We have noticed the significant reduction of indel errors in R10.4/Q20 reads. The next release will support read tagging with indels, which should be able to tag your indel-only reads.

f-ferraro commented 6 months ago

Hi, @ythuang0522, thank you for the explanation!

Please find below a snapshot of the region in IGV (unfortunately I cannot share more). You can see the variant of interest (single base insertion) in the middle and around it homozygous variants on both sides (the rightmost is a hom single base deletion even if it's hard to see at this distance).

image

Do you perhaps have an idea of when the next longphase version will be released? Looking forward to it!

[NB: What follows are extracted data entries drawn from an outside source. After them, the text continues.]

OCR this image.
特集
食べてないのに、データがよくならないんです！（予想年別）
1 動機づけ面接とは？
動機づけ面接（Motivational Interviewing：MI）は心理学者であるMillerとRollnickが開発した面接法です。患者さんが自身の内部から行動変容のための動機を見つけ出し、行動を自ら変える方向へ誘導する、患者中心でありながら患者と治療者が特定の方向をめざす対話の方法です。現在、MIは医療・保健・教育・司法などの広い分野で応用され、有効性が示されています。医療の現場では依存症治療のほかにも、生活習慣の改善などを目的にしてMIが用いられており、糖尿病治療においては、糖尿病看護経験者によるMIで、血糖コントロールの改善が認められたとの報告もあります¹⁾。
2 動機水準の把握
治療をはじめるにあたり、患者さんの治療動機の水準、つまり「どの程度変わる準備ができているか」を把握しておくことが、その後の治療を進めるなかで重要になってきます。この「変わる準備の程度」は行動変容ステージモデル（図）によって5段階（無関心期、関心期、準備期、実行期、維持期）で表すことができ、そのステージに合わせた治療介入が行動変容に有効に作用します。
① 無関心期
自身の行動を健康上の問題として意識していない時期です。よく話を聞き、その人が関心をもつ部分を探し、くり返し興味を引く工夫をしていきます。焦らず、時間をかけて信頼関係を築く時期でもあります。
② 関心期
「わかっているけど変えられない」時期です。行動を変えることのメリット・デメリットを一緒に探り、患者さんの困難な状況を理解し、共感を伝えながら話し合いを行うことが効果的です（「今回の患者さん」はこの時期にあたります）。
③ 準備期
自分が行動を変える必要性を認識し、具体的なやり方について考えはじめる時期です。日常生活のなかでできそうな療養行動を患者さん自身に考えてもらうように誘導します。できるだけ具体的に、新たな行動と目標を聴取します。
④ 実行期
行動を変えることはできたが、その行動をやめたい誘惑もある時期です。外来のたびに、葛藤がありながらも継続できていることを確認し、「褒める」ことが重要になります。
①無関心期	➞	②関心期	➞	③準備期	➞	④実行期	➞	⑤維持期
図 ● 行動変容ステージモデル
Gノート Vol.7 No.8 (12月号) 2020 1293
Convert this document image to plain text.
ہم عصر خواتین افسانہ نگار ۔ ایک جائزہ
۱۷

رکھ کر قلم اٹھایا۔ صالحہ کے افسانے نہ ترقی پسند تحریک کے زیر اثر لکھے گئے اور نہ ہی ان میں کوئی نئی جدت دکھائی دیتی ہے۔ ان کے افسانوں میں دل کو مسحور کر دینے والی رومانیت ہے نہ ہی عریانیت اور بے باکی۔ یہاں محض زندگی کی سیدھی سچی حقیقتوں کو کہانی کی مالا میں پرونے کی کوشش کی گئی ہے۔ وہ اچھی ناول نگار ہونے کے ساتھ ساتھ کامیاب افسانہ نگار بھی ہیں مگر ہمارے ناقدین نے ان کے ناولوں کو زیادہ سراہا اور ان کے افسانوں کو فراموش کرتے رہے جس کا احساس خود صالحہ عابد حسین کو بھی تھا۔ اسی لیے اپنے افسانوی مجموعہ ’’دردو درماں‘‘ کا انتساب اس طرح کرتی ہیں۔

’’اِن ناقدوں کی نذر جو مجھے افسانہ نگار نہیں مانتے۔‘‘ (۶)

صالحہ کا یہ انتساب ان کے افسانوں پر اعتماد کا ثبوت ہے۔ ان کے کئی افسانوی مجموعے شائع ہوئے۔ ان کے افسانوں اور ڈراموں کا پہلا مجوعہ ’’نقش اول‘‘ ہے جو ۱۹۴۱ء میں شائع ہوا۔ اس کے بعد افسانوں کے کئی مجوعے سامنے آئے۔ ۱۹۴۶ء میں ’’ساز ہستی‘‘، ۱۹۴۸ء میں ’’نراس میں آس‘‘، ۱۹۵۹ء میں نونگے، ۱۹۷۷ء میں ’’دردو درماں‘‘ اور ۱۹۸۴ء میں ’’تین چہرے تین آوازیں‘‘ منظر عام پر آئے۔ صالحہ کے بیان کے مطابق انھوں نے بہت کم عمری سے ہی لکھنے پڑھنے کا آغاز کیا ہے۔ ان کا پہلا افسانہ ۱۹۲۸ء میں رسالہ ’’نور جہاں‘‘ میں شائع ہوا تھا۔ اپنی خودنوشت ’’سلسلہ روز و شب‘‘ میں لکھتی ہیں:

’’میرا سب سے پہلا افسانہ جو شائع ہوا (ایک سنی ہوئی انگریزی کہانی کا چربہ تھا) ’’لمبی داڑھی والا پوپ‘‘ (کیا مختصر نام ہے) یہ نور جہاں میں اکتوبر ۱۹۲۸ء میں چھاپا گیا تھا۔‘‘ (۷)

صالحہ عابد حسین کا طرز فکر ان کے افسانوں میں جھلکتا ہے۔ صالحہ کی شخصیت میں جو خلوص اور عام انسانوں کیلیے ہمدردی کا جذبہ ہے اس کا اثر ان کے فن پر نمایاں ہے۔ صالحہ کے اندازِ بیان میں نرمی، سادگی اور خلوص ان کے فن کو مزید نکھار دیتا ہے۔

ythuang0522 commented 6 months ago

We may release a minor version including the indel tagging about a month later. Would be helpful if you could mail us the indel only bam/vcf region for development/testing. e.g. samtools view input.bam "Chr10:18000-45500" > output.bam

ythuang0522 commented 3 months ago

Hi @f-ferraro The v1.7 has enabled indel tagging when the provided VCF contains phased indels. The indel tagging was complicated by the presence of ONT indel errors. Without any ground truth for tagging, we simply use the same heuristics in the phasing stage to predict the read contains an indel or not. Your feedback is welcome.

f-ferraro commented 3 months ago

Hi @ythuang0522! Thank you for working this out and for the heads-up. I tried phasing with v1.7 and it worked greatly.

Thank you!